On Tue, 31 Jan 2023 09:06:09 GMT, Julian Waters <jwaters at openjdk.org> wrote:

> The aim was to introduce a way to easily use pragmas inside macro implementations in HotSpot which behave identically to if one had used `#pragma`, regardless of any quirks on any platform/compiler, competing with the regular `#pragma` preprocessor directive is otherwise not the goal of this change. Defining differing pragmas which are compiler specific based on `#ifdef` blocks are a different issue too, all this proposal intends to do is make it easy for defining pragmas inside macros, as mentioned above. The vast majority of the compilers that can be used to compile HotSpot (that is to say, all of them except for Visual C++) don't have an easy way to do this that doesn't involve the hassle of defining one-off helper macros directly where they're used to expand the input to properly feed into `_Pragma` (see compilerWarnings_gcc.hpp for instance). I get that this might sound slightly petty, but I'd prefer if macros defined for the sole purpose of solving a local issue were somewhat
  kept to a minimum in HotSpot if they could be avoided. This can also be especially helpful in shared code where a one-for-all macro that contains a pragma is needed, where __pragma wouldn't be accepted by other compilers anyway. Regarding Kim's concerns, I could indeed make the implementation use __pragma if `#ifdef _MSC_VER` is true, but I don't really see the need for doing that, since Visual C++ pretty much treats __pragma and `_Pragma` identically (to the point that they share the same bugs), and doing so would just be extra code which would behave the same
> 
> I forgot to mention `PRAGMA_UTIL` was just `PRAGMA` earlier on and in macros.hpp, I changed it after hearing Kim's concerns, but now after looking back at it I think I should've kept it for review

The existing one-off helper macro (PRAGMA_DISABLE_GCC_WARNING_AUX) exists in
its current form because there is exactly one use of that behavior, by the
associated no-_AUX macro. If there were multiple uses then there would be
reason for a common helper macro, and such would likely already exist. That
hasn't happened yet. If it did, I'd probably call it PRAGMA_STRINGIZE or
something like that. (Coming up with a good name for that utility is another
reason why we have the existing _AUX macro.) But until there is such a need, I
don't see the point. It's just premature generalization.

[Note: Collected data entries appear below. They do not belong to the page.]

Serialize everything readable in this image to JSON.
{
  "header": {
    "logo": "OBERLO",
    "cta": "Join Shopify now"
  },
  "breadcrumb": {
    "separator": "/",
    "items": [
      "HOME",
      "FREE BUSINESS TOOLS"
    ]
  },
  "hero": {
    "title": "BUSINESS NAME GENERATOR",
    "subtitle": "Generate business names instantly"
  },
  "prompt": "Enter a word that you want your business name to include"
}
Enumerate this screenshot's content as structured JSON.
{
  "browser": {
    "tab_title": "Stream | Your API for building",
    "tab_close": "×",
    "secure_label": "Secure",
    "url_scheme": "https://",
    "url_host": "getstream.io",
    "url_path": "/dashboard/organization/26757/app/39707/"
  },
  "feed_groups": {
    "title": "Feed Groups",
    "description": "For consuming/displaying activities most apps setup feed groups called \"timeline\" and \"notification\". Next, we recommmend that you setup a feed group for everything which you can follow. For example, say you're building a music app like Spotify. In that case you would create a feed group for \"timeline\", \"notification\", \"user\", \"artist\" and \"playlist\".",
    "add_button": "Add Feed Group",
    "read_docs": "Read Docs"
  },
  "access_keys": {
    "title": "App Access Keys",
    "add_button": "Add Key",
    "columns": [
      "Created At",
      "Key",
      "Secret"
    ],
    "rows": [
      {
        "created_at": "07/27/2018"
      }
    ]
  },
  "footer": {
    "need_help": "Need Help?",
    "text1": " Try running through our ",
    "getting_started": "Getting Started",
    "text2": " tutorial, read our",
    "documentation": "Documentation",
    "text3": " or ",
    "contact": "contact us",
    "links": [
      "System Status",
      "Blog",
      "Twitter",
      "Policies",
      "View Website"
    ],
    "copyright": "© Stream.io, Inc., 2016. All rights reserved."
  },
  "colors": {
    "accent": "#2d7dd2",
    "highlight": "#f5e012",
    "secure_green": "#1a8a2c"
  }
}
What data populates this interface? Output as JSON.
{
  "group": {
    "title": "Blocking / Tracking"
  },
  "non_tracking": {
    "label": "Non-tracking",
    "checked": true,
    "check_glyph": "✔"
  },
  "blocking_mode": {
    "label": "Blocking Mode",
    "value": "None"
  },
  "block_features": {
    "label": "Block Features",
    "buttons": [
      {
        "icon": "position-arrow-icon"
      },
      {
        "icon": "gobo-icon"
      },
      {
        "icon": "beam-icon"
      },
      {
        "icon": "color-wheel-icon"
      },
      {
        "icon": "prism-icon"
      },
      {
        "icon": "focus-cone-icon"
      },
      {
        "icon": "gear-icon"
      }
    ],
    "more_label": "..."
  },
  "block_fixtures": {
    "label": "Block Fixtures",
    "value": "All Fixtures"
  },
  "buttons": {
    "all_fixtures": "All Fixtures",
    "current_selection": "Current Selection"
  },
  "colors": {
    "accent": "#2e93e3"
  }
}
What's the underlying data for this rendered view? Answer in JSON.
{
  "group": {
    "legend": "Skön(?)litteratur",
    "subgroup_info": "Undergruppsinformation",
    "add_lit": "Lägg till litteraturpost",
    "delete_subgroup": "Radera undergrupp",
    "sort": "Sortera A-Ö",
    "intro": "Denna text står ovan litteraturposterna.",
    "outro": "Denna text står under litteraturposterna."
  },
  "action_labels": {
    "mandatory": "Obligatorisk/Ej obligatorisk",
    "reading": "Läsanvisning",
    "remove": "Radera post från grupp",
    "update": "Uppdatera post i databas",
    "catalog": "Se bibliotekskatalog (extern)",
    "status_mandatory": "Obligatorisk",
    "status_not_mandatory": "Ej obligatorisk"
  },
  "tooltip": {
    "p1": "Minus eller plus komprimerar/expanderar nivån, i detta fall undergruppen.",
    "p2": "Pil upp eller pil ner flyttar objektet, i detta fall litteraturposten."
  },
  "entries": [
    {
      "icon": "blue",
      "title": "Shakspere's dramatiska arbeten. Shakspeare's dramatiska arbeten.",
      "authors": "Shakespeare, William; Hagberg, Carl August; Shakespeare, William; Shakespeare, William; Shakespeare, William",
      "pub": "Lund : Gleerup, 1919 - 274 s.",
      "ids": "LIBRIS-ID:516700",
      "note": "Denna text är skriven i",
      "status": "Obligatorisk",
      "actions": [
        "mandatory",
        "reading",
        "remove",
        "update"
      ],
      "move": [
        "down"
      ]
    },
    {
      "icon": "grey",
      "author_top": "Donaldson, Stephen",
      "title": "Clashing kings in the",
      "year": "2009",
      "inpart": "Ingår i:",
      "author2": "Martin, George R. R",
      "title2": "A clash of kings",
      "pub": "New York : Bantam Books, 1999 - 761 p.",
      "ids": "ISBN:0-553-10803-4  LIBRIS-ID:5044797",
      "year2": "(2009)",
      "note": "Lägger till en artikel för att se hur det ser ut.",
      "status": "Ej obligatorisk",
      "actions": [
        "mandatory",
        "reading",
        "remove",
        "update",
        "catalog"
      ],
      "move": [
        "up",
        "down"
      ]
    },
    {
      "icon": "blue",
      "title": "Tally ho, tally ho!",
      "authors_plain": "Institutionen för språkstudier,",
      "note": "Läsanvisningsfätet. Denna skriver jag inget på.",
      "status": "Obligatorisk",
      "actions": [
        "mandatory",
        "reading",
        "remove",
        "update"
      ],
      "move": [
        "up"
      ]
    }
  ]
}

To reiterate David, is there some new use-case that you have in mind? Maybe we
need to discuss that first.

I also don't see the point of making MSVC jump through that extra hoop. The
pragma tokens being used for a given PRAGMA_ macro are likely always going to
be different between MSVC and gcc (or any other compiler), so letting
MSVC-specific code use an MSVC-specific extension doesn't bother me at all.

And because the needed tokens for a particular effect are always different for
different compilers, the idea of a one-for-all macro containing a "bare"
pragma that works for all platforms is just not a thing. (There are a small
number of standard pragmas, where one would likely just directly use _Pragma
with the appropriate string on all platforms.)

And what MSVC bugs in __pragma/_Pragma are you referring to?  If it's the
macro expansion of the pragma tokens, that's not a bug, it's an intentional
feature that is permitted by the Standard(s).  It's implementation-defined
whether those tokens are subject to expansion.